A new fur coat, regardless of the fur type, will be a substantial investment – it’s not unusual to spend £9,000 – £10,000 on a new mink coat. On the other hand, based on my research, there seems to be few worthwhile options for men interested in a classically styled, elegant coat. Most of the available stock at a modern furrier is for women, or it seems to cater to men seeking coats purely for flash – dyed furs in rainbow colours, puffy exaggerated cuts, or brash stripes that can be seen from a block away. Worse yet, these coats are finished cheaply with polyester linings and plastic (!!) zippers. Unless you can afford to go bespoke, a new coat is not a good option for any man who enjoys well-crafted, tasteful style.
That leaves vintage coats. While this certainly reduces the availability, going vintage also eliminates the need to spend so much money, verify the fur source for ethical practices, and weed the classic cuts out from in between pro-baller jackets. This choice also encourages the reuse of an already-harvested product without contributing actively to the modern fur trade. In addition, you’re more likely to find hardy, domestic fur varieties such as beaver, nutria, squirrel, coyote, and raccoon. For such a purchase, it’s a good idea to find a vintage retailer that specialises in fur pieces; they will know how to identify fur, inspect it properly, and price each piece appropriately.The downside is that a good vintage fur retailer will know what they have, and good deals will be harder to come across.

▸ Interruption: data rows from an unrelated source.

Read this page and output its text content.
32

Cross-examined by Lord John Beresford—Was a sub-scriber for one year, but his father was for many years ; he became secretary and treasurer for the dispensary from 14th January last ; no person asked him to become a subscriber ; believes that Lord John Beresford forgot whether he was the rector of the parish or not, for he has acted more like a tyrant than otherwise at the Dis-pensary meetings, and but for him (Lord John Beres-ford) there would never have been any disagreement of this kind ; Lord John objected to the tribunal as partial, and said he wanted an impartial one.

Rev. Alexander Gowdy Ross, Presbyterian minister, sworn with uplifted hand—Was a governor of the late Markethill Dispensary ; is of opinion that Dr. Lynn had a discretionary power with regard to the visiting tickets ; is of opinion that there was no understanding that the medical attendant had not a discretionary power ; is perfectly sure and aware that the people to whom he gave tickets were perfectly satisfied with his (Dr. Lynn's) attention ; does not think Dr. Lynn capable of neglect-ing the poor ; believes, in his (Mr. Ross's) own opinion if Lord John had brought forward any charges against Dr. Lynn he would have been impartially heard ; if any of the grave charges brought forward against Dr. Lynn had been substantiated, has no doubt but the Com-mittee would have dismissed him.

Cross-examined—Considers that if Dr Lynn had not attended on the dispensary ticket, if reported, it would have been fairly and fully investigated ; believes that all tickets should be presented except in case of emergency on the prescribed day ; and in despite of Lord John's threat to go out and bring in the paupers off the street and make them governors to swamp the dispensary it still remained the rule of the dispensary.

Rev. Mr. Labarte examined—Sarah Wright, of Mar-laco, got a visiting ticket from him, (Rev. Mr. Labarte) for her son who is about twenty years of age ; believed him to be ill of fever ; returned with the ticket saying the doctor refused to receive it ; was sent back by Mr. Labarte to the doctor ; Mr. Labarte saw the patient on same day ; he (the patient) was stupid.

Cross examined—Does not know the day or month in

Feel free to visit our workshop to see what we have available.
There are several possible fur pieces that one might encounter in vintage stores. Fur collars, cuffs, coat linings, and full coats are common products for men. The first step, upon encountering an interesting piece, is to determine if it’s real. Unfortunately, despite the growing prowess of faux fur makers, nothing will compare to the real thing. Fake fur can feel stiff, plastic-y, or rough, and seams between sections are obvious and exposed. The hairs will be all of uniform length, and the dye is often uneven or simply unrealistic looking. Next to the real thing, after a bit of practice, it will be easy to spot the fakes. A real fur should feel luxurious – soft, plush, dense, and extremely warm. There are a few quick tests to verify if the fur is real:
- Does the fur have a distinct nap, meaning that the hairs lie in one direction? Fake fur usually sticks out haphazardly in all directions. An animal can also have a colic, so a swirl or change in direction in some spots is a positive sign.
- Are the hairs dense? A good fur will have high density and by separating the layers, you should not be able to see the underlying material or base, but rather just the baby-soft under hairs.
- Does it feel right? That may seem galling to a beginner, but I guarantee that there is such an astounding difference between real and fake that feel alone should give you a good indication of it’s origin. Animals that are around water, such as beavers and racoons, will have long, waxy guard hairs (sometimes plucked or trimmed) over the under hair that will reflect light. Plusher animals such as fox feel more universally soft, though it is still possible to distinguish between the guard and under hairs.
Once you’ve found a real piece, there is another important buying factor to consider: condition. A poorly maintained or a doggedly-worn fur is often not worth buying; signs include bald spots, noticeably worn cuffs or collars, stiffness of the leather underlying the hairs, and cracking and splitting along the seams. Unfortunately, these maladies of age cannot be reversed, and full coats are especially susceptible. Make sure to wear a full coat around the shop for 15 minutes – I once donned a lovely white rabbit fur coat only to have it split the moment I raised my arms. Collars are much easier to buy in that respect, since there are few seams and they can often survive in normal storage.
As to sizing, it’s incredibly difficult to adjust ANY of the dimensions of a fur piece, so make every effort to find one that really fits well. Also, it’s important to note that very few vintage coats are odor-free; many will smell musty, mothball-y, or just plain old.